Publicly Available Tools Seen in Cyber Incidents Worldwide

According to the US-CERT, tools and techniques for exploiting networks and the data they hold are by no means the preserve of nation states or criminals on the dark web. Today, malicious tools with a variety of functions are widely and freely available for use by everyone from skilled penetration testers, hostile state actors and organised criminals, to amateur cyber criminals.

Commenting on this, Ross Rustici, senior director, threat intelligence at Cybereason, said

This report is like a greatest hits album for a struggling record company. Everything is old, well known, and generally elicits a sense of nostalgia mixed with loathing. Mimikatz, the the elder statesman of the group, has an original release date of 2007 – 11 years ago. The most “current” tool being highlighted in Powershell Empire which is a sprightly 3 years old. The three tools associated with China HTran, China Chopper, and Adwind (JBiFrost) all were in active use between 2011 and 2013. 

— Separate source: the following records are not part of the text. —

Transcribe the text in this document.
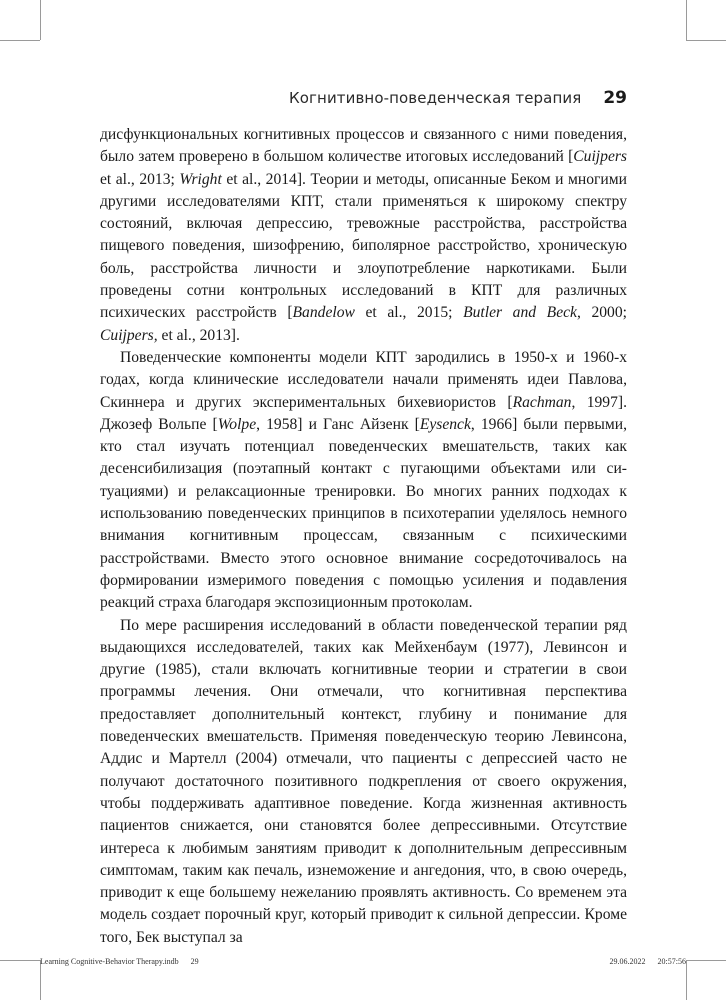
Когнитивно-поведенческая терапия 29

дисфункциональных когнитивных процессов и связанного с ними поведения, было затем проверено в большом количестве итоговых исследований [Cuijpers et al., 2013; Wright et al., 2014]. Теории и методы, описанные Беком и многими другими исследователями КПТ, стали применяться к широкому спектру состояний, включая депрессию, тревожные расстройства, расстройства пищевого поведения, шизофрению, биполярное расстройство, хроническую боль, расстройства личности и злоупотребление наркотиками. Были проведены сотни контрольных исследований в КПТ для различных психических расстройств [Bandelow et al., 2015; Butler and Beck, 2000; Cuijpers, et al., 2013].

Поведенческие компоненты модели КПТ зародились в 1950-х и 1960-х годах, когда клинические исследователи начали применять идеи Павлова, Скиннера и других экспериментальных бихевиористов [Rachman, 1997]. Джозеф Вольпе [Wolpe, 1958] и Ганс Айзенк [Eysenck, 1966] были первыми, кто стал изучать потенциал поведенческих вмешательств, таких как десенсибилизация (поэтапный контакт с пугающими объектами или ситуациями) и релаксационные тренировки. Во многих ранних подходах к использованию поведенческих принципов в психотерапии уделялось немного внимания когнитивным процессам, связанным с психическими расстройствами. Вместо этого основное внимание сосредоточивалось на формировании измеримого поведения с помощью усиления и подавления реакций страха благодаря экспозиционным протоколам.

По мере расширения исследований в области поведенческой терапии ряд выдающихся исследователей, таких как Мейхенбаум (1977), Левинсон и другие (1985), стали включать когнитивные теории и стратегии в свои программы лечения. Они отмечали, что когнитивная перспектива предоставляет дополнительный контекст, глубину и понимание для поведенческих вмешательств. Применяя поведенческую теорию Левинсона, Аддис и Мартелл (2004) отмечали, что пациенты с депрессией часто не получают достаточного позитивного подкрепления от своего окружения, чтобы поддерживать адаптивное поведение. Когда жизненная активность пациентов снижается, они становятся более депрессивными. Отсутствие интереса к любимым занятиям приводит к дополнительным депрессивным симптомам, таким как печаль, изнеможение и ангедония, что, в свою очередь, приводит к еще большему нежеланию проявлять активность. Со временем эта модель создает порочный круг, который приводит к сильной депрессии. Кроме того, Бек выступал за

Learning Cognitive-Behavior Therapy.indb 29	29.06.2022 20:57:56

This report highlights the collective failure of the security community to adequately address known threats. The hacking community evolves based on necessity, and if tools from 2007 are still fundamentally successful, we will continue to see the use of these old favourites because there is no sense in fixing what isn’t broken. The fact that this release is essentially a veiled attempt to call out Chinese tools and activity without naming China directly likely serves a larger political purpose of trying to ramp up the narrative of China as an adversary that the Trump Administration is currently hyping. 

These tools are all so old and so widely available that the use of them is no more indicative of a nation state than the use of metasploit is indicative of a script kiddie. Everyone has these tools in their tool kit. Mimikatz is still the most widely used credential dumping tool in hacking. These tools/frameworks are highly effective and widely used. This allows advanced actors to hide in the noise while also enabling lower level folks to outperform their skills. The macabre silver lining of this report is that by failing to stop these tools, the security community has arrested the development of other such frameworks. No one wants to waste development time on a new capability when the one they already use works. So until we, as an industry, get better at stopping these tools, we are unlikely to see a large new development cycle to completely replace these tools. 

The real answer to reducing the development of these tools however lays not in tool disruption but technique disruption. New tools can be coded and crafted, but ultimately they must perform the same functions. If we get better about locking down the capacity of scripts and software from doing the needed activity, then it will become much harder for people to craft new capabilities. The harder it is to do this, the less likely the tool will become an open commodity because there is more value for the author in keeping it exclusive. This approach would reduce the number of people capable of crafting good malware and also reduce the number of hackers who had access to it. Ultimately, it wont stop hacking, but it would erode the overwhelming superiority hackers currently enjoy over defenders.”